The appearance of Phylloxera in 1890 would thwart this beautiful development, but the determination of the winegrowers and the delimitation of the production areas in 1927 would allow the vineyard to restore its coat of arms, as shown by the fact that in 1937 it was awarded the appellation de Pouilly-Fumé (or blanc-fumé de Pouilly).
Located in the Nièvre, on the right bank of the Loire Valley, near Nevers, straddling seven municipalities, the Pouilly vineyards cover 1200 hectares and produce 70,000 hectolitres of wine per year.
The soil that hosts the vines is very rich and consists of flint clay, marl with small Kimmeridgian oysters and limestone.
But why does the adjective "smoked" characterize the term Pouilly? The clusters explain everything to you. There are two explanations for this. One comes from the terroir and the other from the grape variety. It should be noted that Pouilly-fumé wines are produced only from Sauvignon Blanc, a grape variety characterized by bunches of small ovoid grains that are covered with a smoky grey bloom when ripe. This is therefore the first reason why we are talking about Pouilly-Fumé. The second reason for this adjective is the aromas released by this wine. Indeed Pouilly-Fumé has a bouquet and aromas of "smoked" that are incomparable and recognizable among all and that make it unique and famous.

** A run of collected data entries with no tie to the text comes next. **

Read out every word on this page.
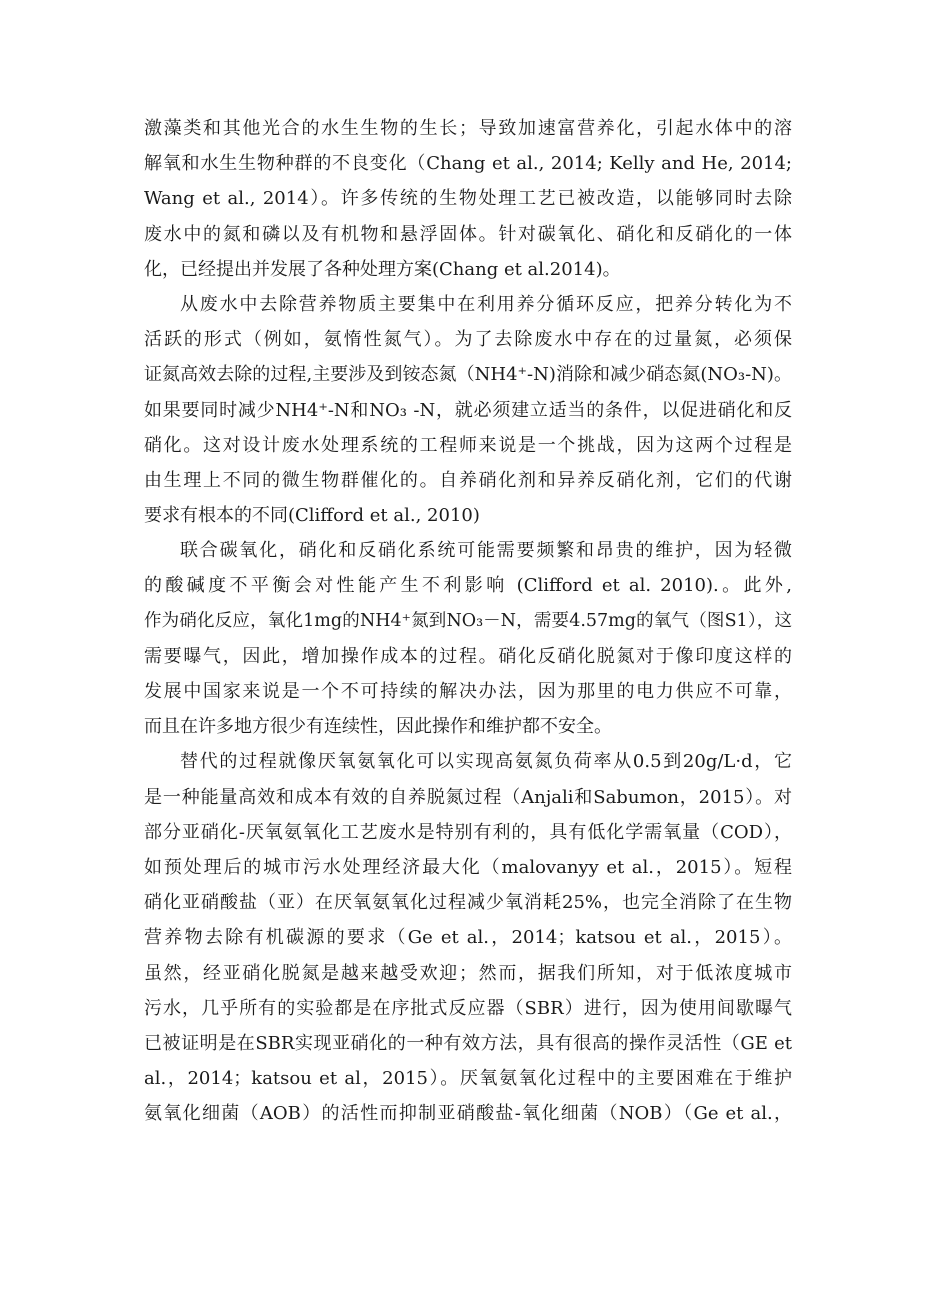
激藻类和其他光合的水生生物的生长；导致加速富营养化，引起水体中的溶
解氧和水生生物种群的不良变化（Chang et al., 2014; Kelly and He, 2014;
Wang et al., 2014）。许多传统的生物处理工艺已被改造，以能够同时去除
废水中的氮和磷以及有机物和悬浮固体。针对碳氧化、硝化和反硝化的一体
化，已经提出并发展了各种处理方案(Chang et al.2014)。
从废水中去除营养物质主要集中在利用养分循环反应，把养分转化为不
活跃的形式（例如，氨惰性氮气）。为了去除废水中存在的过量氮，必须保
证氮高效去除的过程,主要涉及到铵态氮（NH4⁺-N)消除和减少硝态氮(NO₃-N)。
如果要同时减少NH4⁺-N和NO₃ -N，就必须建立适当的条件，以促进硝化和反
硝化。这对设计废水处理系统的工程师来说是一个挑战，因为这两个过程是
由生理上不同的微生物群催化的。自养硝化剂和异养反硝化剂，它们的代谢
要求有根本的不同(Clifford et al., 2010)
联合碳氧化，硝化和反硝化系统可能需要频繁和昂贵的维护，因为轻微
的酸碱度不平衡会对性能产生不利影响 (Clifford et al. 2010).。此外,
作为硝化反应，氧化1mg的NH4⁺氮到NO₃－N，需要4.57mg的氧气（图S1），这
需要曝气，因此，增加操作成本的过程。硝化反硝化脱氮对于像印度这样的
发展中国家来说是一个不可持续的解决办法，因为那里的电力供应不可靠，
而且在许多地方很少有连续性，因此操作和维护都不安全。
替代的过程就像厌氧氨氧化可以实现高氨氮负荷率从0.5到20g/L·d，它
是一种能量高效和成本有效的自养脱氮过程（Anjali和Sabumon，2015）。对
部分亚硝化-厌氧氨氧化工艺废水是特别有利的，具有低化学需氧量（COD），
如预处理后的城市污水处理经济最大化（malovanyy et al.，2015）。短程
硝化亚硝酸盐（亚）在厌氧氨氧化过程减少氧消耗25%，也完全消除了在生物
营养物去除有机碳源的要求（Ge et al.，2014；katsou et al.，2015）。
虽然，经亚硝化脱氮是越来越受欢迎；然而，据我们所知，对于低浓度城市
污水，几乎所有的实验都是在序批式反应器（SBR）进行，因为使用间歇曝气
已被证明是在SBR实现亚硝化的一种有效方法，具有很高的操作灵活性（GE et
al.，2014；katsou et al，2015）。厌氧氨氧化过程中的主要困难在于维护
氨氧化细菌（AOB）的活性而抑制亚硝酸盐-氧化细菌（NOB）（Ge et al.，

To the eye, you can see that the colour of Pouilly-Fumé is pale gold. On the nose and in the mouth, Pouilly-Fumé reveals all the richness of its terroir because even if all Pouilly-Fumé wines reveal aromas of citrus fruit, mint and fern on the nose, each wine will be different depending on the nature of the soil in which the vine has developed. Thus, in the flint, the wine has more vegetal and mineral aromas on the nose and the mouth is firm and structured while in the marls Narcissus nuances tickle the nostrils and a full and firm mouth.
What about food and wine pairings? To accompany this wine from the Loire Valley, nothing beats stuffed tomatoes, poultry or even Chavignol manure.